Mr. Obama says he wants to address abuses and over-militarization of local police. But he is silent about the federal abuses.
It is proper for Washington to restrict or end the giveaways of military equipment to local police. Federal funding should focus on federal abuses, but would not be necessary if we halted the paramilitary units for bureaucracies. We should let state and local governments make their own decisions on body cams for their officers and provide their own funding.
The mayor of Baltimore, Maryland, a staunch Democrat, just vetoed a city ordinance requiring body cams for her city’s police. She says she supports them and even supports Mr. Obama’s offer of federal funds for them. But, says Mayor Stephanie Rawlings-Blake, she wants to wait on an in-depth study because there are too many unanswered questions about the use of the cameras.

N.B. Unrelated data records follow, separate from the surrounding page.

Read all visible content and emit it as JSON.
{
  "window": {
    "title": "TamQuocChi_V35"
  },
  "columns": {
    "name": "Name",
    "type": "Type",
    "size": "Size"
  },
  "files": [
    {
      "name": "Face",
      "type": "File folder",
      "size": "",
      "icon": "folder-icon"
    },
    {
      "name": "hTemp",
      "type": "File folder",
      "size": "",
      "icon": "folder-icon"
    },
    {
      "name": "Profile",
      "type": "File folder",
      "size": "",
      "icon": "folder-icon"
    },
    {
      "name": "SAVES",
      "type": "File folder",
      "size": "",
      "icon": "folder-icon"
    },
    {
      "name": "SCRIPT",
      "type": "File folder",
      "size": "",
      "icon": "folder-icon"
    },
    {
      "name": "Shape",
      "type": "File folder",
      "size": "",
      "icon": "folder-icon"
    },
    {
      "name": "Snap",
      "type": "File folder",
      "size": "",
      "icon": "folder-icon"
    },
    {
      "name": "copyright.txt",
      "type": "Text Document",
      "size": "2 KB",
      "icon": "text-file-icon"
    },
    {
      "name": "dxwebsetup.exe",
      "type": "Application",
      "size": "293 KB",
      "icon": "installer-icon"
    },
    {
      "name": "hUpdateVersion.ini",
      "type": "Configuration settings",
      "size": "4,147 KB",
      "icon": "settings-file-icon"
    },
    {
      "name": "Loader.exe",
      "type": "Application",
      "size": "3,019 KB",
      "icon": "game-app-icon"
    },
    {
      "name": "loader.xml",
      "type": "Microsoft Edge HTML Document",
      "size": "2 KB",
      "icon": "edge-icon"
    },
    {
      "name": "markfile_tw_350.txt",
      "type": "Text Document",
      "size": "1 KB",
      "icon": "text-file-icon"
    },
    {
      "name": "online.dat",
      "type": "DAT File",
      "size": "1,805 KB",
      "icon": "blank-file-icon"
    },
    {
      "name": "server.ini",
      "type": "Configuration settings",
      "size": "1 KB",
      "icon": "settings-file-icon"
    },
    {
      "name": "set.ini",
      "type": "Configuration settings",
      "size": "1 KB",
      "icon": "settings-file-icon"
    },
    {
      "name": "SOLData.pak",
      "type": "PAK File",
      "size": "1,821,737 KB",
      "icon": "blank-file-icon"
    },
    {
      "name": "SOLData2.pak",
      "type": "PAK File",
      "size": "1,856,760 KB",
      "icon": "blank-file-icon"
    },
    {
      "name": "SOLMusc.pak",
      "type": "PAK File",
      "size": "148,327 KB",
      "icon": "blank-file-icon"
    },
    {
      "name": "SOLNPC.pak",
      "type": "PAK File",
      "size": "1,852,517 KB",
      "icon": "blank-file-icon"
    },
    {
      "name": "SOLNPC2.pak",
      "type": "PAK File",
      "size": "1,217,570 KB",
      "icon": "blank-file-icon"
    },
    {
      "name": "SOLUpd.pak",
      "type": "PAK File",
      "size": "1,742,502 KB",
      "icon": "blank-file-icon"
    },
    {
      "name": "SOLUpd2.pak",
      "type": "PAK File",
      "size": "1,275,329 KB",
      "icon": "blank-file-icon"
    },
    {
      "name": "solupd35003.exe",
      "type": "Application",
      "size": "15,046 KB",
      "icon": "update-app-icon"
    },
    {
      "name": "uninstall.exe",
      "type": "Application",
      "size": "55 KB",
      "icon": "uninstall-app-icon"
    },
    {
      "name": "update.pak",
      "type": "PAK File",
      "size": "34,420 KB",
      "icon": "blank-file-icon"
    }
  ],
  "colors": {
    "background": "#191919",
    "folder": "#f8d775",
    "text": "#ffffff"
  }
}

Seattle has questions, too, such as whether the videos would be subject to open records laws.
Phone recordings of 9-11 calls are controversial because they make us voyeurs of human tragedy. Video recordings could greatly magnify that invasion into human suffering by the innocent.
Mr. Obama proposes $75 million in matching grants, footing half the bill to buy 50,000 body cams. America has almost 500,000 sworn local and state officers, so this covers only 1/10th of them.
The majority of jurisdictions already have dash-cams in patrol cars, according to Justice Department reports. Those communities are actively sorting out their policies on privacy issues, including how long video will be kept and who can have access. They also are addressing questions such as when cameras could be on or off, and situations when turning them on would be mandated.
It is best to let states and localities try things out and develop the best practices. Washington should address equipping federal officers. And it would cost a lot less than $75 million simply to put the body cams on our national politicians. Then audiences could decide if they were watching a comedy? Or a tragedy?